Definition
A ground-based, low or medium frequency radio transmitter that broadcasts a signal equally in all directions, allowing a suitably equipped aircraft to determine its bearing to or from the station using an Automatic Direction Finder (ADF) receiver. NDBs are used as enroute navigation aids, as approach aids for non-precision instrument approaches, and as compass locators associated with ILS approaches.
Plain English
A radio beacon on the ground that sends out a signal in every direction.

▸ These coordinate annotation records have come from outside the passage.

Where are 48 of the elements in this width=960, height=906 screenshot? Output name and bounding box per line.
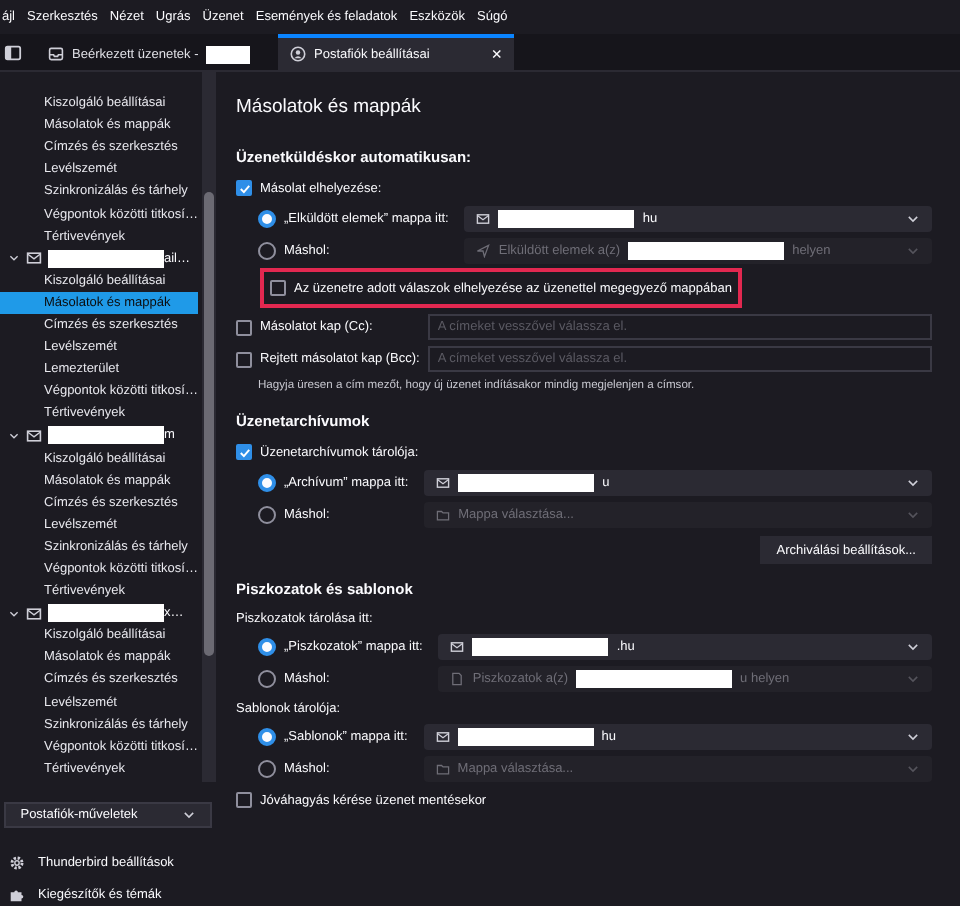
scrollbar-thumb[interactable] — [204, 192, 214, 656]
radio-button[interactable] — [258, 728, 276, 746]
redaction-block — [48, 604, 164, 623]
mail-icon — [26, 427, 42, 444]
folder-icon — [435, 762, 450, 776]
radio-button[interactable] — [258, 670, 276, 688]
redaction-block — [48, 249, 164, 268]
puzzle-icon — [8, 886, 26, 904]
folder-icon — [436, 508, 451, 522]
mail-icon — [26, 250, 42, 267]
radio-button[interactable] — [258, 506, 276, 524]
chevron-down-icon — [181, 808, 196, 823]
checkbox[interactable] — [236, 319, 252, 335]
chevron-down-icon — [906, 476, 920, 490]
redaction-block — [48, 426, 164, 445]
radio-button[interactable] — [258, 760, 276, 778]
send-icon — [476, 244, 491, 258]
mail-icon — [435, 730, 450, 744]
checkmark-icon — [237, 181, 251, 195]
radio-button[interactable] — [258, 638, 276, 656]
checkbox[interactable] — [236, 792, 252, 808]
mail-icon — [476, 212, 491, 226]
chevron-down-icon — [906, 762, 920, 776]
chevron-down-icon — [906, 244, 920, 258]
radio-button[interactable] — [258, 242, 276, 260]
chevron-down-icon — [906, 672, 920, 686]
chevron-down-icon — [906, 730, 920, 744]
radio-button[interactable] — [258, 210, 276, 228]
chevron-down-icon — [906, 640, 920, 654]
checkmark-icon — [237, 445, 251, 459]
settings-icon — [8, 854, 26, 872]
close-button[interactable]: × — [491, 44, 502, 64]
radio-button[interactable] — [258, 474, 276, 492]
page-title: Másolatok és mappák — [236, 96, 423, 118]
mail-icon — [436, 476, 451, 490]
sidebar-toggle-icon[interactable] — [4, 43, 22, 61]
chevron-down-icon — [906, 212, 920, 226]
scrollbar[interactable] — [202, 72, 216, 783]
checkbox[interactable] — [236, 351, 252, 367]
chevron-down-icon — [906, 508, 920, 522]
mail-icon — [26, 605, 42, 622]
inbox-icon — [48, 46, 64, 62]
user-icon — [290, 46, 306, 62]
mail-icon — [450, 640, 465, 654]
checkbox[interactable] — [270, 280, 286, 296]
checkbox[interactable] — [236, 180, 252, 196]
checkbox[interactable] — [236, 444, 252, 460]
document-icon — [450, 672, 465, 686]
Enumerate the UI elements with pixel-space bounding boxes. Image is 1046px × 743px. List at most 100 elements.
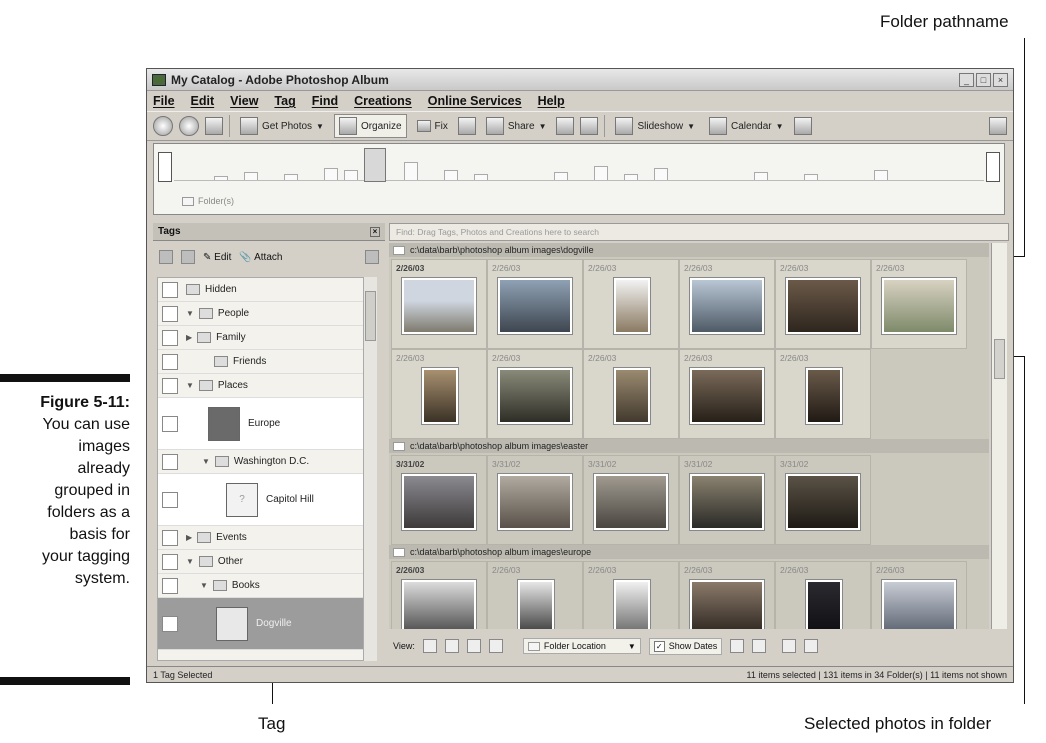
photo-cell[interactable]: 3/31/02 <box>679 455 775 545</box>
timeline-right-handle[interactable] <box>986 152 1000 182</box>
print-icon[interactable] <box>580 117 599 135</box>
tag-row-events[interactable]: ▶ Events <box>158 526 370 550</box>
photo-cell[interactable]: 2/26/03 <box>775 349 871 439</box>
photo-cell[interactable]: 2/26/03 <box>775 561 871 629</box>
tag-checkbox[interactable] <box>162 281 178 298</box>
version-set-icon[interactable] <box>804 639 819 653</box>
timeline-slider[interactable] <box>364 148 386 182</box>
tag-row-friends[interactable]: Friends <box>158 350 370 374</box>
tag-view-icon[interactable] <box>365 250 379 264</box>
scroll-thumb[interactable] <box>365 291 376 341</box>
photo-cell[interactable]: 2/26/03 <box>871 561 967 629</box>
tag-list-scrollbar[interactable] <box>363 277 377 661</box>
photo-cell[interactable]: 3/31/02 <box>583 455 679 545</box>
show-dates-toggle[interactable]: ✓ Show Dates <box>648 637 723 655</box>
expand-arrow-icon[interactable]: ▼ <box>186 309 194 318</box>
timeline-bar[interactable] <box>404 162 418 180</box>
tag-checkbox[interactable] <box>162 529 178 546</box>
expand-arrow-icon[interactable]: ▼ <box>200 581 208 590</box>
photo-cell[interactable]: 2/26/03 <box>487 561 583 629</box>
photo-cell[interactable]: 2/26/03 <box>391 349 487 439</box>
slideshow-button[interactable]: Slideshow ▼ <box>611 115 699 137</box>
title-bar[interactable]: My Catalog - Adobe Photoshop Album _ □ × <box>147 69 1013 91</box>
menu-online-services[interactable]: Online Services <box>428 94 522 108</box>
new-tag-icon[interactable] <box>159 250 173 264</box>
tag-row-europe[interactable]: Europe <box>158 398 370 450</box>
back-icon[interactable] <box>153 116 173 136</box>
timeline-bar[interactable] <box>624 174 638 180</box>
menu-creations[interactable]: Creations <box>354 94 412 108</box>
organize-button[interactable]: Organize <box>333 114 407 138</box>
folder-header[interactable]: c:\data\barb\photoshop album images\dogv… <box>389 243 989 257</box>
tag-checkbox[interactable] <box>162 415 178 432</box>
close-pane-icon[interactable]: × <box>370 226 380 237</box>
timeline[interactable]: Folder(s) <box>153 143 1005 215</box>
timeline-bar[interactable] <box>594 166 608 180</box>
photo-cell[interactable]: 2/26/03 <box>679 561 775 629</box>
tag-row-people[interactable]: ▼ People <box>158 302 370 326</box>
minimize-button[interactable]: _ <box>959 72 974 87</box>
menu-view[interactable]: View <box>230 94 258 108</box>
photo-cell[interactable]: 2/26/03 <box>487 349 583 439</box>
timeline-bar[interactable] <box>874 170 888 180</box>
tag-checkbox[interactable] <box>162 491 178 508</box>
menu-file[interactable]: File <box>153 94 175 108</box>
timeline-bar[interactable] <box>654 168 668 180</box>
rotate-icon[interactable] <box>793 117 812 135</box>
tag-row-books[interactable]: ▼ Books <box>158 574 370 598</box>
photo-cell[interactable]: 3/31/02 <box>391 455 487 545</box>
forward-icon[interactable] <box>179 116 199 136</box>
photo-cell[interactable]: 2/26/03 <box>775 259 871 349</box>
timeline-bar[interactable] <box>214 176 228 180</box>
get-photos-button[interactable]: Get Photos ▼ <box>236 115 328 137</box>
calendar-button[interactable]: Calendar ▼ <box>705 115 788 137</box>
compare-icon[interactable] <box>457 117 476 135</box>
single-photo-icon[interactable] <box>488 639 503 653</box>
full-screen-icon[interactable] <box>989 117 1007 135</box>
timeline-bar[interactable] <box>474 174 488 180</box>
attach-tag-button[interactable]: 📎 Attach <box>239 252 282 263</box>
order-prints-icon[interactable] <box>556 117 575 135</box>
timeline-bar[interactable] <box>444 170 458 180</box>
timeline-bar[interactable] <box>324 168 338 180</box>
details-view-icon[interactable] <box>466 639 481 653</box>
photo-cell[interactable]: 2/26/03 <box>583 259 679 349</box>
rotate-left-icon[interactable] <box>730 639 745 653</box>
delete-tag-icon[interactable] <box>181 250 195 264</box>
find-bar[interactable]: Find: Drag Tags, Photos and Creations he… <box>389 223 1009 241</box>
folder-header[interactable]: c:\data\barb\photoshop album images\east… <box>389 439 989 453</box>
timeline-bar[interactable] <box>344 170 358 180</box>
menu-tag[interactable]: Tag <box>274 94 295 108</box>
maximize-button[interactable]: □ <box>976 72 991 87</box>
menu-help[interactable]: Help <box>538 94 565 108</box>
tag-checkbox[interactable] <box>162 353 178 370</box>
tag-row-other[interactable]: ▼ Other <box>158 550 370 574</box>
timeline-bar[interactable] <box>244 172 258 180</box>
tag-checkbox[interactable] <box>162 615 178 632</box>
photo-well-scrollbar[interactable] <box>991 243 1007 629</box>
share-button[interactable]: Share ▼ <box>482 115 551 137</box>
photo-cell[interactable]: 2/26/03 <box>679 259 775 349</box>
folder-header[interactable]: c:\data\barb\photoshop album images\euro… <box>389 545 989 559</box>
timeline-bar[interactable] <box>554 172 568 180</box>
photo-cell[interactable]: 2/26/03 <box>391 259 487 349</box>
stack-icon[interactable] <box>782 639 797 653</box>
tag-checkbox[interactable] <box>162 453 178 470</box>
medium-thumbnails-icon[interactable] <box>444 639 459 653</box>
close-button[interactable]: × <box>993 72 1008 87</box>
timeline-bar[interactable] <box>754 172 768 180</box>
tag-checkbox[interactable] <box>162 329 178 346</box>
timeline-left-handle[interactable] <box>158 152 172 182</box>
timeline-bar[interactable] <box>804 174 818 180</box>
home-icon[interactable] <box>205 117 223 135</box>
collapse-arrow-icon[interactable]: ▶ <box>186 533 192 542</box>
tag-row-washington-dc[interactable]: ▼ Washington D.C. <box>158 450 370 474</box>
photo-cell[interactable]: 2/26/03 <box>487 259 583 349</box>
tag-checkbox[interactable] <box>162 305 178 322</box>
scroll-thumb[interactable] <box>994 339 1005 379</box>
collapse-arrow-icon[interactable]: ▶ <box>186 333 192 342</box>
expand-arrow-icon[interactable]: ▼ <box>186 557 194 566</box>
photo-cell[interactable]: 2/26/03 <box>871 259 967 349</box>
edit-tag-button[interactable]: ✎ Edit <box>203 252 231 263</box>
timeline-bar[interactable] <box>284 174 298 180</box>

An aircraft instrument can sense which direction the signal is coming from, so the pilot knows which way the station is.
Context Anchor
Seen in instrument procedures, approach planning, and IFR alternate requirements when a procedure or airport depends on an NDB for navigation.
Derivation
Called 'non-directional' because the signal is broadcast equally in all directions, unlike a VOR which transmits directional information. The aircraft's receiver does the work of figuring out the bearing, not the beacon.
Why Pilots Care
NDBs remain a required navigation option for many IFR alternate airports and serve as a backup when GPS or VOR coverage is unavailable.
Intuition Check
“Non-directional” does not mean the pilot gets no direction. It means the ground station broadcasts in all directions; the aircraft equipment determines the direction to it.
Example Sentence 1
The pilot tuned the NDB frequency and watched the ADF needle swing to point at the station.
Example Sentence 2
Because the destination lacked a suitable ILS, the alternate airport was selected based on its published NDB approach.